Wydmuchał ponad dwa promile. Pojechał wprost do więzienia

Paweł Wodniak  |   Fakty,Na sygnale  |   22 maja 2024 17:13
Udostępnij

Kierowca dostrzegł samochód dostawczy jadący zygzakiem. Podejrzewał, że prowadząca go osoba może być pijana. Zadzwonił pod numer alarmowy 112.

Renault master jechał z centrum Grojca. Zgłaszający podążał za nim. Operator centrum powiadamiania ratunkowego (CPR) skontaktował się w międzyczasie z oficerem dyżurnym Komendy Powiatowej Policji (KPP) w Oświęcimiu. Ten wysłał na spotkanie z dostaw czakiem patrol drogówki.

Policjanci natknęli się na samochód na ulicy Beskidzkiej w Grojcu. Włączyli sygnały świetlne i dźwiękowe, by go zatrzymać do kontroli. Za kierownica siedział 45-letni mieszkaniec powiatu chrzanowskiego. Badanie alkotesterem wykazało 2,3 promila w wydychanym przez niego powietrzu.

Okazało się też, że kierowca ma orzeczony sądowy zakaz prowadzenia pojazdów i, że jest… poszukiwany przez Sąd Rejonowy w Chrzanowie, bo ma do odsiedzenia pół roku za wcześniejsze przestępstwa drogowe.

45-latek trafił do KPP w Oświęcimiu. Kiedy wytrzeźwiał mundurowi przewieźli go do więzienia. Zakład karny mężczyzna może opuścić w asyście funkcjonariuszy, by przed Sądem Rejonowym w Oświęcimiu odpowiedzieć za kolejne przestępstwa.
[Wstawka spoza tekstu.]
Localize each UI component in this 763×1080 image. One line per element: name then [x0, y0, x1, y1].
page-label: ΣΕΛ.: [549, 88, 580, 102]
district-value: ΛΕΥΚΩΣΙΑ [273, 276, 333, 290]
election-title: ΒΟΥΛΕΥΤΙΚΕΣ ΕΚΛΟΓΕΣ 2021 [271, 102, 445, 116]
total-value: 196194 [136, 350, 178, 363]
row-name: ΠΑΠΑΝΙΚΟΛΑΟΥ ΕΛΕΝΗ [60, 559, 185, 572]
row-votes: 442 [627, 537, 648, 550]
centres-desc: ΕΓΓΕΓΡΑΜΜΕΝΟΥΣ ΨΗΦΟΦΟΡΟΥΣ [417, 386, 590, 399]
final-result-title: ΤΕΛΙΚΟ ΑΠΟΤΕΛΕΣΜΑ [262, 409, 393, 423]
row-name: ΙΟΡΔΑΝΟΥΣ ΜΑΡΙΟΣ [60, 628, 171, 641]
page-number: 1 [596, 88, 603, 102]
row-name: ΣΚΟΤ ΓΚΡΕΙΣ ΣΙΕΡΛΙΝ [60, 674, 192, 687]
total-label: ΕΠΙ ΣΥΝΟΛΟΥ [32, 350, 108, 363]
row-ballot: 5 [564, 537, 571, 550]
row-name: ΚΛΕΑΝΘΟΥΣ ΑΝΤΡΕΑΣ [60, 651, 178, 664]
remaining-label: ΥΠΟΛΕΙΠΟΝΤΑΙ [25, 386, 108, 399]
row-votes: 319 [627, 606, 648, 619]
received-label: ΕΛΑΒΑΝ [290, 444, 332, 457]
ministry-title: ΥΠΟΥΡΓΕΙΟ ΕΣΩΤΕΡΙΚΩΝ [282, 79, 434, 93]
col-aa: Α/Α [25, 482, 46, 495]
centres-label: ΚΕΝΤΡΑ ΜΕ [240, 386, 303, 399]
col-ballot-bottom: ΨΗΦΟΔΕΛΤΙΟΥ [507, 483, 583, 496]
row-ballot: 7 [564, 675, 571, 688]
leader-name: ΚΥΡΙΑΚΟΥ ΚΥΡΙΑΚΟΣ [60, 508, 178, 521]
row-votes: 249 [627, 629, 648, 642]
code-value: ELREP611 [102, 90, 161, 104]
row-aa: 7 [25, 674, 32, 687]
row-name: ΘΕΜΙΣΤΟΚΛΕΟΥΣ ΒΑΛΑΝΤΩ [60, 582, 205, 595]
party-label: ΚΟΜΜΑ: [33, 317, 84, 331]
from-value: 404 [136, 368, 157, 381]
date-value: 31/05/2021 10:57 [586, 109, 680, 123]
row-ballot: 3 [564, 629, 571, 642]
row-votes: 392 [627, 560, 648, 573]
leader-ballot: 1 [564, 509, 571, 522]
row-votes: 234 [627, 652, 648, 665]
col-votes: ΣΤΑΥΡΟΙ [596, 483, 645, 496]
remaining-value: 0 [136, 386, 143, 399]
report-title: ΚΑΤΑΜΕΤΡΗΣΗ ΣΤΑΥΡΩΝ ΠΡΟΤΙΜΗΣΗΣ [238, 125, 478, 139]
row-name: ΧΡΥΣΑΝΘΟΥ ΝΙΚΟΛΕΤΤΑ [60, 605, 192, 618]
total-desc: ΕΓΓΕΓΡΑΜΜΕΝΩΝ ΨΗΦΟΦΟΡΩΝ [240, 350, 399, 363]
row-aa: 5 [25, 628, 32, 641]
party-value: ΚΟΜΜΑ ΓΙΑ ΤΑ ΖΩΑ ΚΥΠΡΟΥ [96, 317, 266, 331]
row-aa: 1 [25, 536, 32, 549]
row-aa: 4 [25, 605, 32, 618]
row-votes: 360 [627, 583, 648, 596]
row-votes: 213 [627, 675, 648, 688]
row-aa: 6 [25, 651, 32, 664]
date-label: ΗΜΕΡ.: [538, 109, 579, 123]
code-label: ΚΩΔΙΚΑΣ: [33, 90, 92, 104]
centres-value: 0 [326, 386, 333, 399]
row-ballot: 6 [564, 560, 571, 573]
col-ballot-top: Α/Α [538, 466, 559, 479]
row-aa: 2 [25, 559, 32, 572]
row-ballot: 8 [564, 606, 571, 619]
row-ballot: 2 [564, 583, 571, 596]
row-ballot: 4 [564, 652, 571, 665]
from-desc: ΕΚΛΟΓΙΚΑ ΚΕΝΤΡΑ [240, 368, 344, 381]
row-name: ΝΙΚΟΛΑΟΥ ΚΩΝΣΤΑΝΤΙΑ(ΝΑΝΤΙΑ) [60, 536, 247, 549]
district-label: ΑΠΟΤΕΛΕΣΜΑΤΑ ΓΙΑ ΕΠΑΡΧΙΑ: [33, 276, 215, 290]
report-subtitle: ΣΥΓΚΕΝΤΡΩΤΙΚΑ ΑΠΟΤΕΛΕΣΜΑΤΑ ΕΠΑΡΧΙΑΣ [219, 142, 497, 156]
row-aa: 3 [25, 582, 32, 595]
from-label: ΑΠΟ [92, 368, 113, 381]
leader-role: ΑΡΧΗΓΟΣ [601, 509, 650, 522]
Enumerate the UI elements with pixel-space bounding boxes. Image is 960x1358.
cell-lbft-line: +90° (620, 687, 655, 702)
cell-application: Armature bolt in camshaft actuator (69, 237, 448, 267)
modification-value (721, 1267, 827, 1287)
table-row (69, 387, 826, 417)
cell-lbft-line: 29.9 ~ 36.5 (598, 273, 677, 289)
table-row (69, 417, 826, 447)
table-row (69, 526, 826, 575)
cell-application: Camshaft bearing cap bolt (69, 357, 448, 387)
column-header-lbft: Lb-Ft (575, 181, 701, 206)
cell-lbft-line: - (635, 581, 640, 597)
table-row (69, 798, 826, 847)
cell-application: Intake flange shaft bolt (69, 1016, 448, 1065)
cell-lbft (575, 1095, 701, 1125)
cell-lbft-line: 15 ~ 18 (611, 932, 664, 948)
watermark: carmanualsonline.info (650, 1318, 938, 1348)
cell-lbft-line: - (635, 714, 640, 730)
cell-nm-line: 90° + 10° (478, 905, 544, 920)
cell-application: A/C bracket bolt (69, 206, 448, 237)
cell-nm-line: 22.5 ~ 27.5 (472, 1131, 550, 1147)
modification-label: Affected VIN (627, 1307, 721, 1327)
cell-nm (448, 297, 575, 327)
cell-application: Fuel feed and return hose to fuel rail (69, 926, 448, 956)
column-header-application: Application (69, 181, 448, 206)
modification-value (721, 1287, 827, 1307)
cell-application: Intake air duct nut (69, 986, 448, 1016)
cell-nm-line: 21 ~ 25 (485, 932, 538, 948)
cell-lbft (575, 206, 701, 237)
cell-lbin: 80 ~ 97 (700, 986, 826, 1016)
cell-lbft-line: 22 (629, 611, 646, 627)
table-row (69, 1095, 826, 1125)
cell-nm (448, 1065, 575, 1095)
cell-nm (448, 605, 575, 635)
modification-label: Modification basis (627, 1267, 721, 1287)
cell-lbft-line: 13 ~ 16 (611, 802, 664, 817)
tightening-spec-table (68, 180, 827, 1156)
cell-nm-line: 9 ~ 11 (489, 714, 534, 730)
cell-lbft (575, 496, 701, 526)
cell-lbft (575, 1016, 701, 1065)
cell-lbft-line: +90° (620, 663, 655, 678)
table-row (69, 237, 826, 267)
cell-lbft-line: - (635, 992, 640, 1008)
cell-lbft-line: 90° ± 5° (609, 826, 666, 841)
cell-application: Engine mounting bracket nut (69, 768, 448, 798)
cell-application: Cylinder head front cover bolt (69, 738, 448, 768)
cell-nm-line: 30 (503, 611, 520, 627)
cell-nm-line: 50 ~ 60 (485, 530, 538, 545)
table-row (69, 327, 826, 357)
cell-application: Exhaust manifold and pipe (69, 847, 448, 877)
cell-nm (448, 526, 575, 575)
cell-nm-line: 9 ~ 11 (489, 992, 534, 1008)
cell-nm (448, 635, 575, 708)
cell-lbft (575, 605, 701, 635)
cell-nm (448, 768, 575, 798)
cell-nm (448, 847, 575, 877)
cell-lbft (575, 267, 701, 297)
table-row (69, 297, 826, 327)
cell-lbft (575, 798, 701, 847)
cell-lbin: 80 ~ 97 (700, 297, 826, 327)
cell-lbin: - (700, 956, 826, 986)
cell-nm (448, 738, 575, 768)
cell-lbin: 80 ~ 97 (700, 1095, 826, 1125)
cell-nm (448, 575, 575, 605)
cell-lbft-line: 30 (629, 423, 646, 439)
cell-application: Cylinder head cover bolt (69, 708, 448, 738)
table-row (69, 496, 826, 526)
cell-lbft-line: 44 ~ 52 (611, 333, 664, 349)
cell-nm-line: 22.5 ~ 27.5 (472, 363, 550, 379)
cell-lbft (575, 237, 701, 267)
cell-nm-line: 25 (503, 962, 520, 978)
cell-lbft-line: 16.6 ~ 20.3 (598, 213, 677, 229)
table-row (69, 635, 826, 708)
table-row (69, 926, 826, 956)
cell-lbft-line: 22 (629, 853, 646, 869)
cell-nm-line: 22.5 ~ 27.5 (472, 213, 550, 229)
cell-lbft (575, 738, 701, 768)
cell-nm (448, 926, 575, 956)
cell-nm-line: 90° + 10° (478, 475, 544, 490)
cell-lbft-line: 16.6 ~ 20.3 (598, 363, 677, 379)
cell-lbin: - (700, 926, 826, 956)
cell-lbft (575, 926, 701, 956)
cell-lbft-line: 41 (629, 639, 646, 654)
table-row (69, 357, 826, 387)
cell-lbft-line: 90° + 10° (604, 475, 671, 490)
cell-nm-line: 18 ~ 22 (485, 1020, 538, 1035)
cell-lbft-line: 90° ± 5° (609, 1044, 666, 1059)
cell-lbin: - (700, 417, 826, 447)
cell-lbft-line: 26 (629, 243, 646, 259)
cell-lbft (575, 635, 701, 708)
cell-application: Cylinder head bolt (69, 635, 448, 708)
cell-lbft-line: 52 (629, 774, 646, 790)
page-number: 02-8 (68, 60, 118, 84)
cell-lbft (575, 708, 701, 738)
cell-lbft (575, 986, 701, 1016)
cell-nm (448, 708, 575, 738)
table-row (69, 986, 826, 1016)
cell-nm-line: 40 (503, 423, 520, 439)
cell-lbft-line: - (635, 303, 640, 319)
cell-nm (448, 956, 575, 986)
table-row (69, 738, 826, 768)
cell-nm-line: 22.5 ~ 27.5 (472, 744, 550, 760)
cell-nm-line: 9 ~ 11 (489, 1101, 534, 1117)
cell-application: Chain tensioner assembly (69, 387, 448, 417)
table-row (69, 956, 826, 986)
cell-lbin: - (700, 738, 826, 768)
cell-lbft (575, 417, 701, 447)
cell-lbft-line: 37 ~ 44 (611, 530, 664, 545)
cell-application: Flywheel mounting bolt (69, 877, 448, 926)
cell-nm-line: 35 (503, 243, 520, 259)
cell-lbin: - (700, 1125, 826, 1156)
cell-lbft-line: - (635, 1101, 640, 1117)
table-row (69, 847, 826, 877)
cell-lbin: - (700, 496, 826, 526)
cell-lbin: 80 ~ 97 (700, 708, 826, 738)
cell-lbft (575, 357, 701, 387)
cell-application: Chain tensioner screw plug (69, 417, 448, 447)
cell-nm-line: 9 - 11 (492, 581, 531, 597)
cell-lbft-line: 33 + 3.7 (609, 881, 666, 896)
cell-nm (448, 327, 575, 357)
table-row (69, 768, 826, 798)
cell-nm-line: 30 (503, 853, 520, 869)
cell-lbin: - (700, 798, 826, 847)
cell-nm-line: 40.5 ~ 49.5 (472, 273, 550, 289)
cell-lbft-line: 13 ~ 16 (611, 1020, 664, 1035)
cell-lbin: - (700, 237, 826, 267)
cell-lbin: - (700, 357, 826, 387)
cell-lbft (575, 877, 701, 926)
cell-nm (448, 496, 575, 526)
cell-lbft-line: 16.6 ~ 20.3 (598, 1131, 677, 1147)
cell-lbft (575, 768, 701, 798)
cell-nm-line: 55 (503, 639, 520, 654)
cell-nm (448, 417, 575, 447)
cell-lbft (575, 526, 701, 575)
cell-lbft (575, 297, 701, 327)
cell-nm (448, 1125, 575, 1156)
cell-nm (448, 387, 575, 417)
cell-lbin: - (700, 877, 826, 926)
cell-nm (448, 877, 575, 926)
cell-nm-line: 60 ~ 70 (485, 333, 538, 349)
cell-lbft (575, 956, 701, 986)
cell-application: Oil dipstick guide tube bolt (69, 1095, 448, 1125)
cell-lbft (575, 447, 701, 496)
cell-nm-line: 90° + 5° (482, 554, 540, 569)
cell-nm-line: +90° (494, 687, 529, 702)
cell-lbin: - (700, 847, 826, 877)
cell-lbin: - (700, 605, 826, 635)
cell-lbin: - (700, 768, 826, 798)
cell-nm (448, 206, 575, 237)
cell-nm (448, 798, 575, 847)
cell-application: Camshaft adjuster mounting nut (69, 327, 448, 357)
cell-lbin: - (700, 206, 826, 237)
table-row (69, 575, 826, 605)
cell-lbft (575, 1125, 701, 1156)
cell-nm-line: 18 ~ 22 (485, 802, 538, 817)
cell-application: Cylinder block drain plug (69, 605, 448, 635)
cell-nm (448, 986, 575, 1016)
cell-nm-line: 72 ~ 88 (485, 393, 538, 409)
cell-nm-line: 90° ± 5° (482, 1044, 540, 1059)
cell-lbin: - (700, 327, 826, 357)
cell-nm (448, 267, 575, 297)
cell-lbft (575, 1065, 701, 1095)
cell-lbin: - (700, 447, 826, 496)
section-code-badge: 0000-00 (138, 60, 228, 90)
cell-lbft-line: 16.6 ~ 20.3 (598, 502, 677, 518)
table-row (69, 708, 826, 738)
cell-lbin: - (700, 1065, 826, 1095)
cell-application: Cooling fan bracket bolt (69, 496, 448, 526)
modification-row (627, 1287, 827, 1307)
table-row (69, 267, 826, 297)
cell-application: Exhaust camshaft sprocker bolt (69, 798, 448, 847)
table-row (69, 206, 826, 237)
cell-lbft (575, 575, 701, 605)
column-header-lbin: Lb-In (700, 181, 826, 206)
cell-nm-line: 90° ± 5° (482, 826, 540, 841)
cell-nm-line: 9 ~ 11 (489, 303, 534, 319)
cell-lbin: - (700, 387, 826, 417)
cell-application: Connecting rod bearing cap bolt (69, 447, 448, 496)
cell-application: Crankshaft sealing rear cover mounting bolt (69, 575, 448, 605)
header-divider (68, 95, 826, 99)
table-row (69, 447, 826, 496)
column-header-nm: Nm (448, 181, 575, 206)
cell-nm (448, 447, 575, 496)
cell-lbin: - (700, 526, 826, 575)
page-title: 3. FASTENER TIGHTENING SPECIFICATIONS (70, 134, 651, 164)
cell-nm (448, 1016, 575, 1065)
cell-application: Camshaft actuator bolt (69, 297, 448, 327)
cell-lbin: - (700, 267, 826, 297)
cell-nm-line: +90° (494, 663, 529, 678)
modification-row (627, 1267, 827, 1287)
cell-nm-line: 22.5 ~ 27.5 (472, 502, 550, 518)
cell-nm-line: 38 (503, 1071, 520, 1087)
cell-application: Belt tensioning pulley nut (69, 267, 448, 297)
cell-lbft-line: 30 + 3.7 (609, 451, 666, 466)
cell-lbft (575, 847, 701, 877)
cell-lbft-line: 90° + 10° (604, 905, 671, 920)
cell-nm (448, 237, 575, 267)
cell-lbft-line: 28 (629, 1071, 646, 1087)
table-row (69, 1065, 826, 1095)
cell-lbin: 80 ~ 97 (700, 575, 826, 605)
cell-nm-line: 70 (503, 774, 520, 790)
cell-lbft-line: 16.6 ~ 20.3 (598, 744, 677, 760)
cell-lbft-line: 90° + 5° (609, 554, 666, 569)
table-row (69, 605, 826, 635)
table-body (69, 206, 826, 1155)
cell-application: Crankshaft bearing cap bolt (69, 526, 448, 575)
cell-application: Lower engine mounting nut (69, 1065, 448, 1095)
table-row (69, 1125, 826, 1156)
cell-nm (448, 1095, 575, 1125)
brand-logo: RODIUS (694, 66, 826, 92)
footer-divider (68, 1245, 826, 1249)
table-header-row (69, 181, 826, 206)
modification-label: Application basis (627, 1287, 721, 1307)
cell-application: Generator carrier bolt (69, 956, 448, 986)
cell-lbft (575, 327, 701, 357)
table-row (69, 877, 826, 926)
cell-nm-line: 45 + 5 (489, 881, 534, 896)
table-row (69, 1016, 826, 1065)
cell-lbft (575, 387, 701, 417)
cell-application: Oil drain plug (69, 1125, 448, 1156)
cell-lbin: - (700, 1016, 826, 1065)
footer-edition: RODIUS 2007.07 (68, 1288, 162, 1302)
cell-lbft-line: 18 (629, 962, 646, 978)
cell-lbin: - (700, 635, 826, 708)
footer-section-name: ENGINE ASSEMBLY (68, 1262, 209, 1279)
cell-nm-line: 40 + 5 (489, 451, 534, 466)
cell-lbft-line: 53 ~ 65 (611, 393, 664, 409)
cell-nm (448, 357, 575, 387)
Za jazdę po pijanemu grozi mu kara do trzech lat więzienia, natomiast za złamanie sądowego orzeczenia kolejne pięć lat.

Dodatkowo sąd nałoży na niego kolejny zakaz prowadzenia pojazdów, co najmniej na trzy lata. Może też orzec przepadek samochodu dostawczego na rzecz Skarbu Państwa.